Holly Munro

Personal information
- Born: 22 July 1998 (age 28) England

Sport
- Sport: Field hockey
- Position: Defender
- Club: Clifton Robinsons

National team
- Years: Team / Caps / Goals
- 2016–2019: England & GB / 16 / (0)
- 2018–2019: Great Britain / 0 / (0)

= Holly Munro =

English international field hockey player

Holly Munro (born 22 July 1998) is a Welsh international field hockey player who plays as a defender for Wales and was in the Great Britain senior squad for the 2019 FIH Pro League.
Having made her international debut in 2022 against South Africa, she also appeared at the Commonwealth Games for Wales in 2022.

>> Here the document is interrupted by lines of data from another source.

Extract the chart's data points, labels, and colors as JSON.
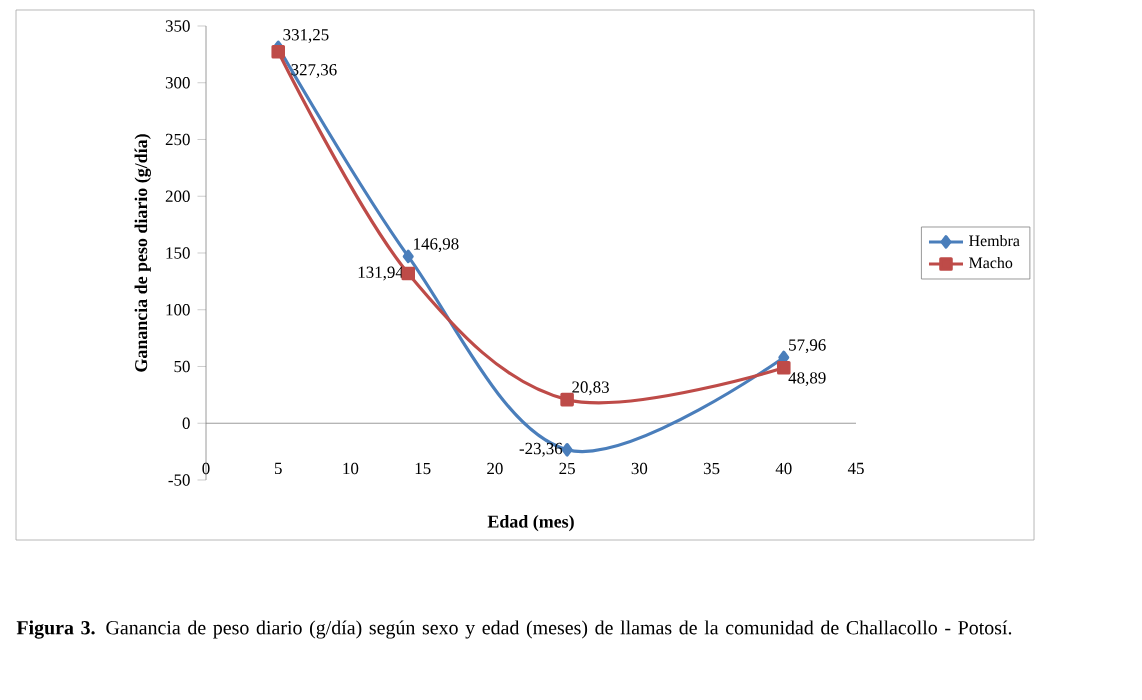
{
  "chart_data": {
    "type": "line",
    "xlabel": "Edad (mes)",
    "ylabel": "Ganancia de peso diario (g/día)",
    "xlim": [
      0,
      45
    ],
    "xticks": [
      0,
      5,
      10,
      15,
      20,
      25,
      30,
      35,
      40,
      45
    ],
    "ylim": [
      -50,
      350
    ],
    "yticks": [
      -50,
      0,
      50,
      100,
      150,
      200,
      250,
      300,
      350
    ],
    "x": [
      5,
      14,
      25,
      40
    ],
    "series": [
      {
        "name": "Hembra",
        "color": "#4a7ebb",
        "marker": "diamond",
        "values": [
          331.25,
          146.98,
          -23.36,
          57.96
        ],
        "value_labels": [
          "331,25",
          "146,98",
          "-23,36",
          "57,96"
        ]
      },
      {
        "name": "Macho",
        "color": "#be4b48",
        "marker": "square",
        "values": [
          327.36,
          131.94,
          20.83,
          48.89
        ],
        "value_labels": [
          "327,36",
          "131,94",
          "20,83",
          "48,89"
        ]
      }
    ],
    "legend": "right",
    "grid": false,
    "annotations": [
      "**Figura 3.** Ganancia de peso diario (g/día) según sexo y edad (meses) de llamas de la comunidad de Challacollo - Potosí."
    ]
  }
}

She plays club hockey in the Women's England Hockey League Premier Division for Clifton Robinsons. Having begun her playing career with Richmond Hockey Club before becoming a central piece of Surbiton's Premier League dominance - winning an unprecedented 8 titles in a row. Munro won multiple medals at U18 and U21 European Championships with England - captaining the side in 2017–18 to a famous 3–2 win against Germany.

Away from the hockey pitch, Munro studied psychology at the University of Birmingham.

Her brother, Jack Munro, is an amateur golfer who most recently played in the 151st Open Qualifying and studied at St. Andrews University for his undergraduate and master's degrees.